軽くではあったけど、先に警官が市民に手をあげるなんてちょっと衝撃的だった。
男は酒に酔って何かをしたらしい。
その後しばらく待っても順番が来なかった。
ムサが暇そうにしている警官に「こいつは盗難に遭ったんだ」と説明しても、「ハッ、そうか。待っててくれ。」(って感じに見えた)と言うだけだった。

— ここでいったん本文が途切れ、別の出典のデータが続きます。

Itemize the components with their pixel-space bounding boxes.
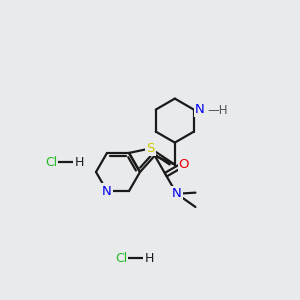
Text: O: O [178, 158, 189, 171]
Text: N: N [195, 103, 205, 116]
Text: N: N [102, 184, 112, 198]
Text: N: N [172, 187, 182, 200]
Text: H: H [144, 251, 154, 265]
Text: H: H [74, 155, 84, 169]
Text: —H: —H [208, 104, 228, 117]
Text: Cl: Cl [115, 251, 127, 265]
Text: S: S [146, 142, 155, 155]
Text: Cl: Cl [45, 155, 57, 169]
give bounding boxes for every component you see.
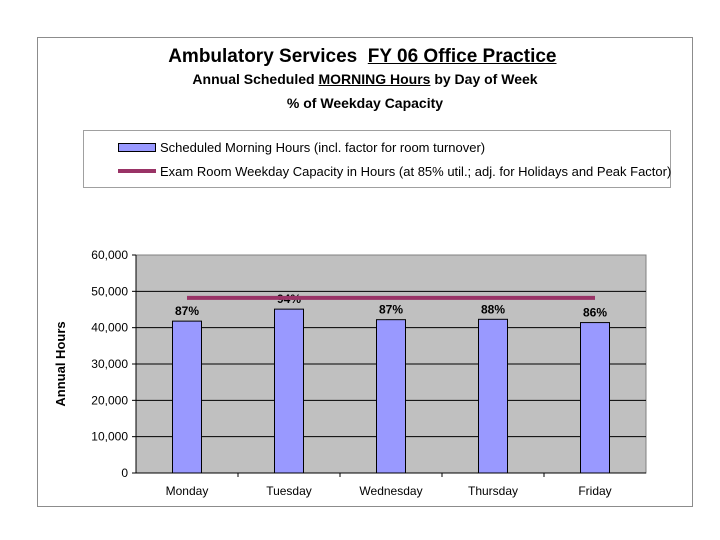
chart-subtitle-underlined: MORNING Hours <box>318 71 431 87</box>
x-tick-label: Thursday <box>468 484 518 498</box>
bar-data-label: 87% <box>175 304 199 318</box>
y-tick-label: 50,000 <box>91 284 128 298</box>
chart-frame: Ambulatory Services FY 06 Office Practic… <box>37 37 693 507</box>
bar-data-label: 87% <box>379 303 403 317</box>
legend-label-line: Exam Room Weekday Capacity in Hours (at … <box>160 163 672 179</box>
chart-title-underlined: FY 06 Office Practice <box>367 46 557 67</box>
x-tick-label: Tuesday <box>266 484 312 498</box>
bar-data-label: 86% <box>583 306 607 320</box>
legend-entry-line: Exam Room Weekday Capacity in Hours (at … <box>84 161 671 181</box>
bar <box>376 319 406 474</box>
x-tick-label: Wednesday <box>359 484 422 498</box>
y-tick-label: 60,000 <box>91 248 128 262</box>
legend-swatch-bar <box>118 142 156 152</box>
chart-title: Ambulatory Services FY 06 Office Practic… <box>168 46 557 67</box>
y-tick-label: 10,000 <box>91 430 128 444</box>
chart-svg: 0 10,000 20,000 30,000 40,000 50,000 60,000 87%… <box>53 248 647 498</box>
legend-swatch-line <box>118 169 156 173</box>
y-axis-title: Annual Hours <box>53 321 68 406</box>
bar <box>274 308 304 474</box>
legend: Scheduled Morning Hours (incl. factor fo… <box>83 130 671 188</box>
bar <box>478 318 508 474</box>
x-tick-label: Friday <box>578 484 611 498</box>
legend-entry-bars: Scheduled Morning Hours (incl. factor fo… <box>84 137 485 157</box>
y-tick-label: 30,000 <box>91 357 128 371</box>
y-tick-label: 40,000 <box>91 321 128 335</box>
y-tick-label: 0 <box>121 466 128 480</box>
y-tick-label: 20,000 <box>91 393 128 407</box>
bar <box>580 322 610 474</box>
bar-data-label: 88% <box>481 302 505 316</box>
bar <box>172 320 202 474</box>
legend-label-bars: Scheduled Morning Hours (incl. factor fo… <box>160 139 486 155</box>
x-tick-label: Monday <box>166 484 209 498</box>
chart-subtitle-2: % of Weekday Capacity <box>286 95 444 111</box>
chart-subtitle: Annual Scheduled MORNING Hours by Day of… <box>192 71 538 87</box>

結局待ちくたびれて、諦めて宿に戻るとムサは自分の夜食用のお菓子を出してくれた。
アブドゥラティフも心配してくれて、「何か食べに行かない?」と誘ってくれた。
フナ広場の近くにある、欧米人観光客で賑わうピザやハンバーガーを出す店に行った。
こういう店は観光客向けで、値段も周りの店より高い。
フナ広場の屋台と比べると2倍以上する。
それでもアブドがこの店を選んだのは、きっと特別なものを奢ってあげようと思ってくれたからだと思う。
この優しさが本当に嬉しかった。
テラス席でピザを食べていると、小さな子どもがティッシュを売りに来た。
アブドはティッシュを買い、ピザを一切れ分けてあげた。
するとどこからともなく物売りの子どもが集まってきて、アブドはピザを半分くらい子どもたちにあげた。
僕も同じことをした。
このピザは、今回の旅の中で僕が自分で支払ったどの食事代よりも高かった。
それはアブドの収入を考えても簡単なことじゃないはずだった。
改めて、マラケシュで温かい人たちと会えて良かったと思った。
みんなが親切に助けてくれるから、楽しく旅ができるんだと再確認した。
宿に帰ってアブドとムサにお礼を言って、部屋に戻った。
明日の朝はラバトの駅で約束があるので、一番早い電車に乗る。
翌朝、フロントで寝ているムサを起こして最後の別れの挨拶をして、駅に向かって歩いた。